DÉPASSER LES LIMITES DE L'EXISTENCE

Faust apparaît d’abord chez Goethe sous les traits d’un penseur révolté : « Philosophie, hélas ! jurisprudence, médecine, et toi aussi, triste théologie !… je vous ai donc étudiées à fond avec ardeur et patience : et maintenant me voici là, pauvre fou, tout aussi sage que devant. » Il a consacré sa vie à l’étude, mais n’est pas parvenu à comprendre le monde dans sa totalité. Il ne s’agit pas ici d’une « faillite de la science », contrairement à ce qui a été souvent écrit, ou d’une insuffisance de notre capacité à comprendre et savoir. Rien ne serait plus éloigné de Goethe que de voir dans Faust une critique de la raison.

Ce que recherche le personnage est démesuré : il veut étendre les limites humaines, saisir la nature dans son infinité, posséder le macrocosme.
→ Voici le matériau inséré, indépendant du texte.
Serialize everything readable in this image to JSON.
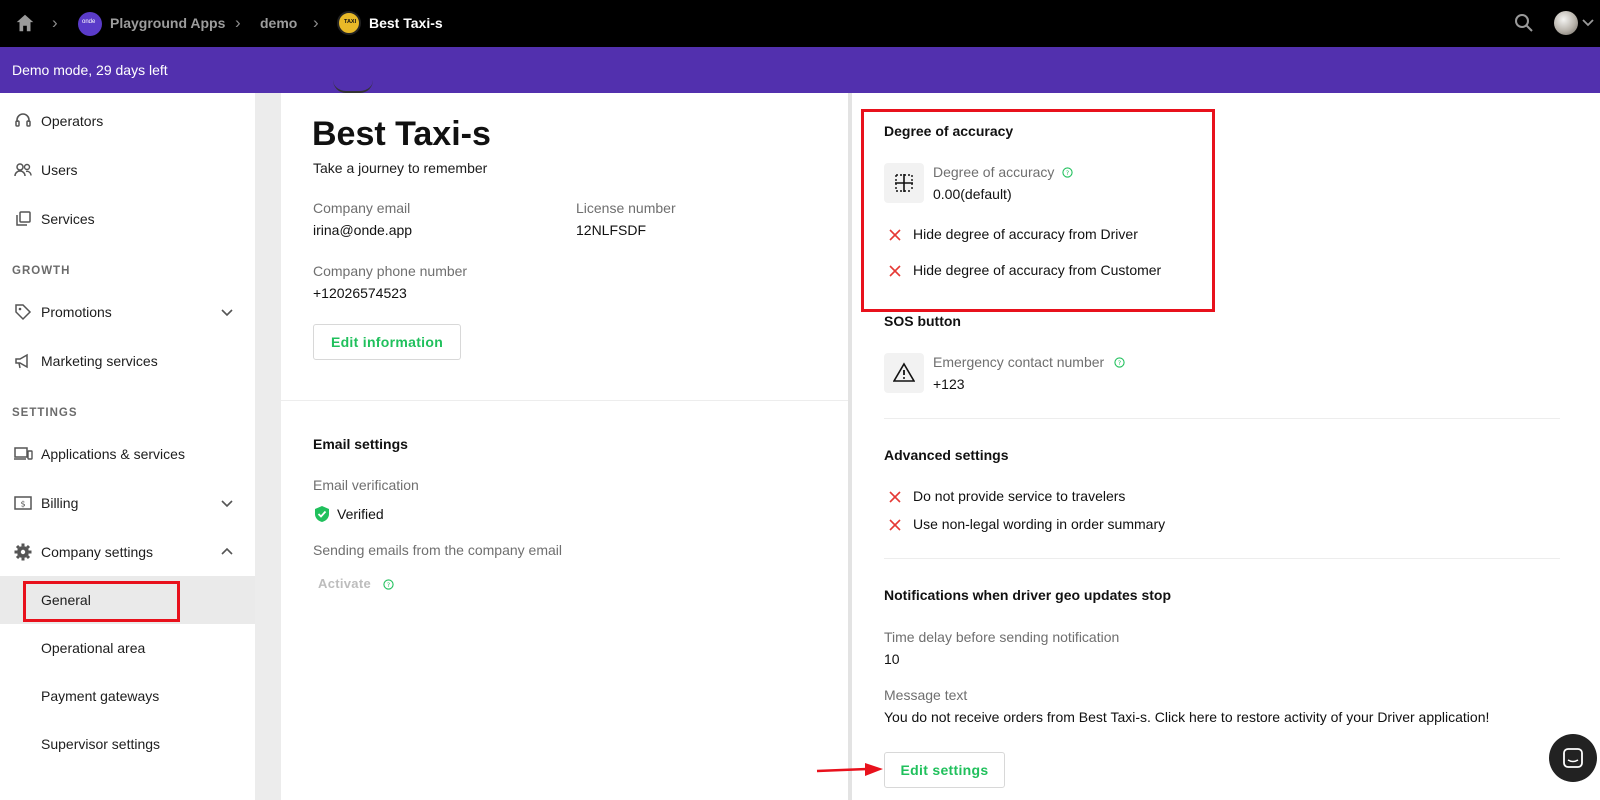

Faust ne veut rien moins que se faire l’égal de Dieu. C’est cette hybris qui ouvre en lui l’espace que le mal vient occuper, et qui offre un champ de manœuvre à Méphistophélès. C’est elle qui l’amène à se détourner de la transcendance pour embrasser « l’Esprit de la Terre ».

L’abandon de la transcendance et la prétention à la surhumanité entraînent Faust vers le nihilisme : négation de la vie (la tentation du suicide), négation de la raison (Faust se tourne vers la magie), négation de l’autre (destruction de l’innocence de Marguerite). Faust se perd dans le néant. Il l’avait appelé de ses vœux : « Il ne faut pas trembler devant ce gouffre obscur, où l’imagination semble se condamner à ses propres tourments ! »
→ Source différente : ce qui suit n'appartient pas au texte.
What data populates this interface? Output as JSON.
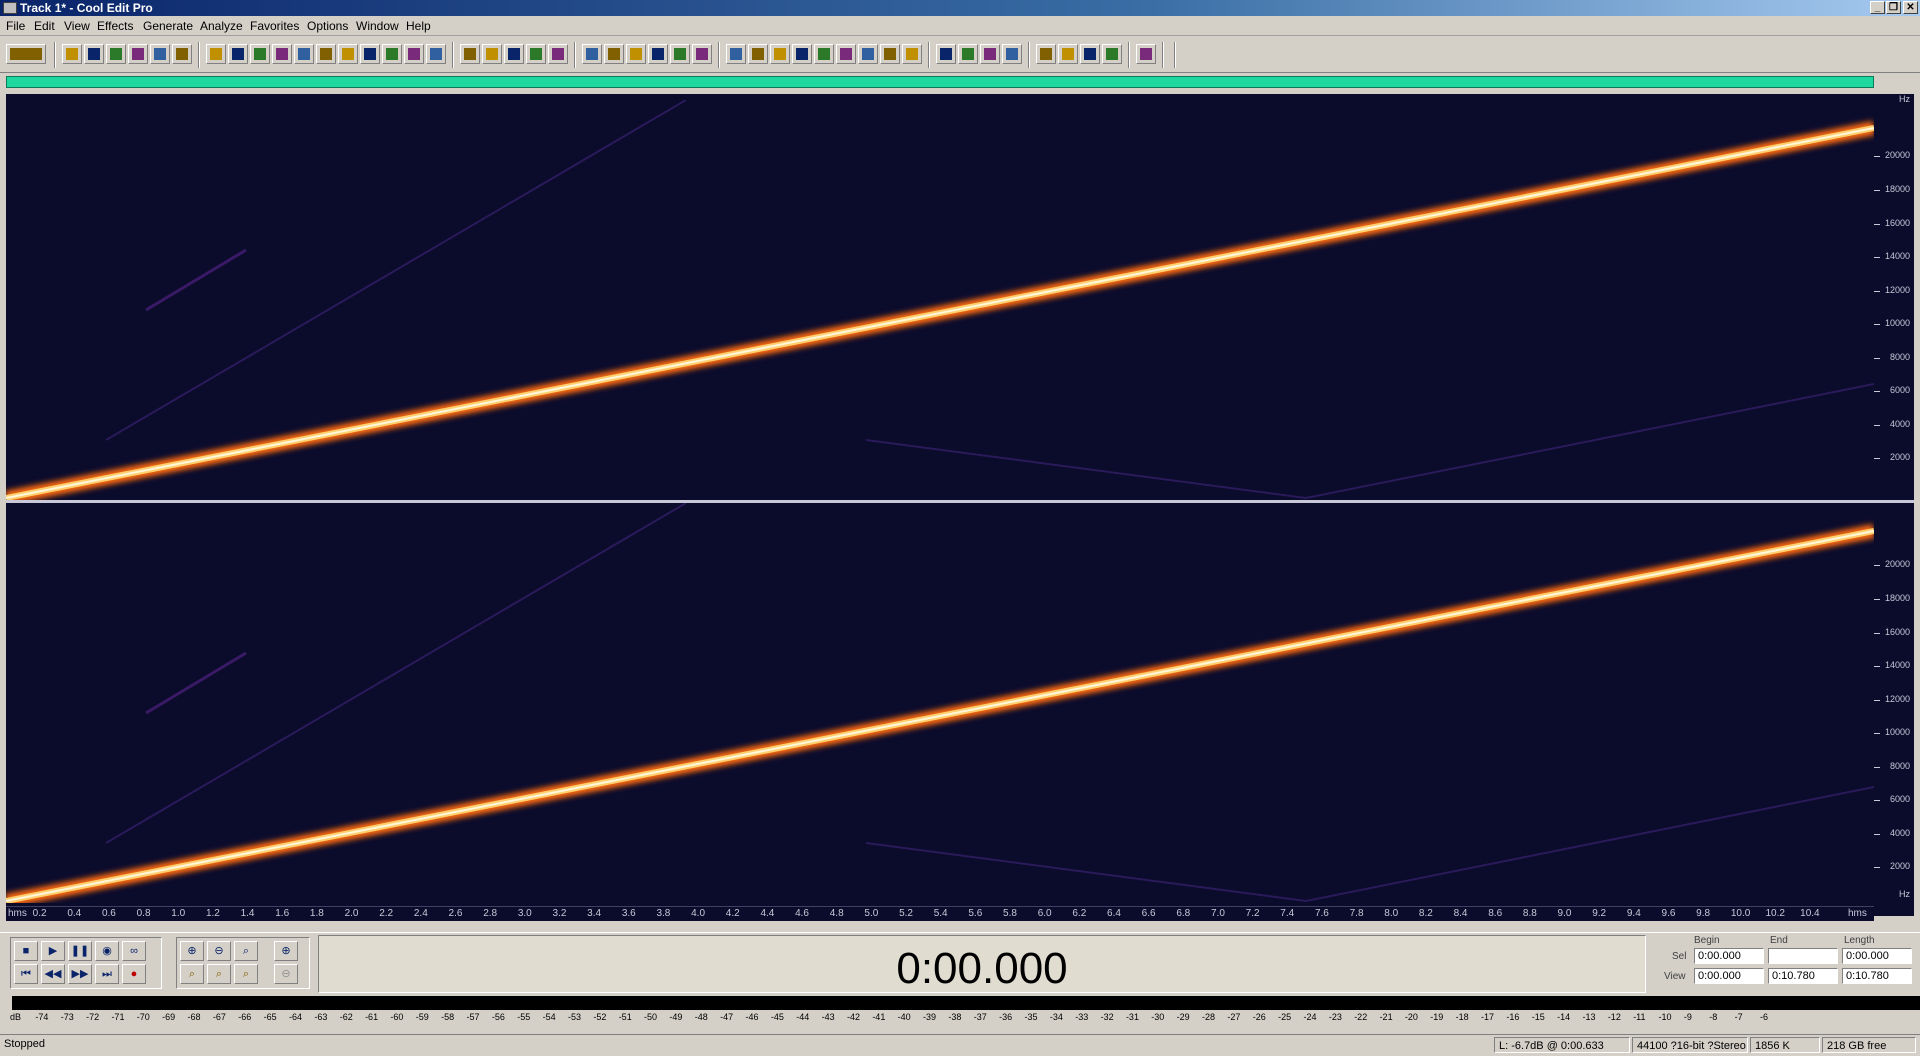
{
  "window": {
    "title": "Track 1* - Cool Edit Pro",
    "controls": [
      "_",
      "❐",
      "✕"
    ]
  },
  "menu": [
    "File",
    "Edit",
    "View",
    "Effects",
    "Generate",
    "Analyze",
    "Favorites",
    "Options",
    "Window",
    "Help"
  ],
  "freq_axis": {
    "unit": "Hz",
    "ticks": [
      "20000",
      "18000",
      "16000",
      "14000",
      "12000",
      "10000",
      "8000",
      "6000",
      "4000",
      "2000"
    ]
  },
  "time_axis": {
    "unit_start": "hms",
    "unit_end": "hms",
    "ticks": [
      "0.2",
      "0.4",
      "0.6",
      "0.8",
      "1.0",
      "1.2",
      "1.4",
      "1.6",
      "1.8",
      "2.0",
      "2.2",
      "2.4",
      "2.6",
      "2.8",
      "3.0",
      "3.2",
      "3.4",
      "3.6",
      "3.8",
      "4.0",
      "4.2",
      "4.4",
      "4.6",
      "4.8",
      "5.0",
      "5.2",
      "5.4",
      "5.6",
      "5.8",
      "6.0",
      "6.2",
      "6.4",
      "6.6",
      "6.8",
      "7.0",
      "7.2",
      "7.4",
      "7.6",
      "7.8",
      "8.0",
      "8.2",
      "8.4",
      "8.6",
      "8.8",
      "9.0",
      "9.2",
      "9.4",
      "9.6",
      "9.8",
      "10.0",
      "10.2",
      "10.4"
    ]
  },
  "transport": {
    "time": "0:00.000",
    "labels": {
      "begin": "Begin",
      "end": "End",
      "length": "Length",
      "sel": "Sel",
      "view": "View"
    },
    "sel": {
      "begin": "0:00.000",
      "end": "",
      "length": "0:00.000"
    },
    "view": {
      "begin": "0:00.000",
      "end": "0:10.780",
      "length": "0:10.780"
    }
  },
  "meter": {
    "labels": [
      "dB",
      "-74",
      "-73",
      "-72",
      "-71",
      "-70",
      "-69",
      "-68",
      "-67",
      "-66",
      "-65",
      "-64",
      "-63",
      "-62",
      "-61",
      "-60",
      "-59",
      "-58",
      "-57",
      "-56",
      "-55",
      "-54",
      "-53",
      "-52",
      "-51",
      "-50",
      "-49",
      "-48",
      "-47",
      "-46",
      "-45",
      "-44",
      "-43",
      "-42",
      "-41",
      "-40",
      "-39",
      "-38",
      "-37",
      "-36",
      "-35",
      "-34",
      "-33",
      "-32",
      "-31",
      "-30",
      "-29",
      "-28",
      "-27",
      "-26",
      "-25",
      "-24",
      "-23",
      "-22",
      "-21",
      "-20",
      "-19",
      "-18",
      "-17",
      "-16",
      "-15",
      "-14",
      "-13",
      "-12",
      "-11",
      "-10",
      "-9",
      "-8",
      "-7",
      "-6"
    ]
  },
  "status": {
    "state": "Stopped",
    "cursor": "L: -6.7dB @  0:00.633",
    "format": "44100 ?16-bit ?Stereo",
    "size": "1856 K",
    "free": "218 GB free"
  },
  "colors": {
    "spectral_bg": "#0b0b2c",
    "sweep_core": "#fff2c0",
    "sweep_glow": "#ff7a1a",
    "overview": "#1fd8a0",
    "titlebar": "#0a246a"
  },
  "toolbar_icons": [
    "mode-switch-icon",
    "new-file-icon",
    "open-file-icon",
    "save-icon",
    "save-as-icon",
    "close-file-icon",
    "undo-icon",
    "redo-icon",
    "repeat-last-icon",
    "copy-icon",
    "copy-new-icon",
    "cut-icon",
    "paste-icon",
    "paste-new-icon",
    "mix-paste-icon",
    "trim-icon",
    "properties-icon",
    "waveform-view-icon",
    "spectral-view-icon",
    "spectral-pitch-icon",
    "snap-icon",
    "overlay-icon",
    "zoom-full-icon",
    "select-all-icon",
    "play-selection-icon",
    "zoom-selection-icon",
    "set-markers-icon",
    "show-grid-icon",
    "markers-icon",
    "help-icon",
    "cue-list-icon",
    "scan-icon",
    "analyze-icon",
    "amplify-icon",
    "delay-icon",
    "filter-icon",
    "noise-reduction-icon",
    "envelope-icon",
    "reverse-icon",
    "silence-icon",
    "pitch-bend-icon",
    "stretch-icon",
    "eq-icon",
    "dynamics-icon",
    "mixer-icon",
    "fade-icon",
    "settings-icon"
  ]
}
Pourtant, l’œuvre de Goethe ne se réduit pas à une critique de l’orgueil et du renoncement à Dieu. Car même au plus fort de sa chute, coexistent toujours en Faust deux âmes, la clarté et la part obscure, le bien et le mal, représentés par Méphistophélès et Marguerite. Ces deux âmes s’opposent dans une lutte incessante qui se révèle être en soi une élévation. Dans l’œuvre de Goethe, c’est cette lutte qui confère à la vie sa valeur intrinsèque.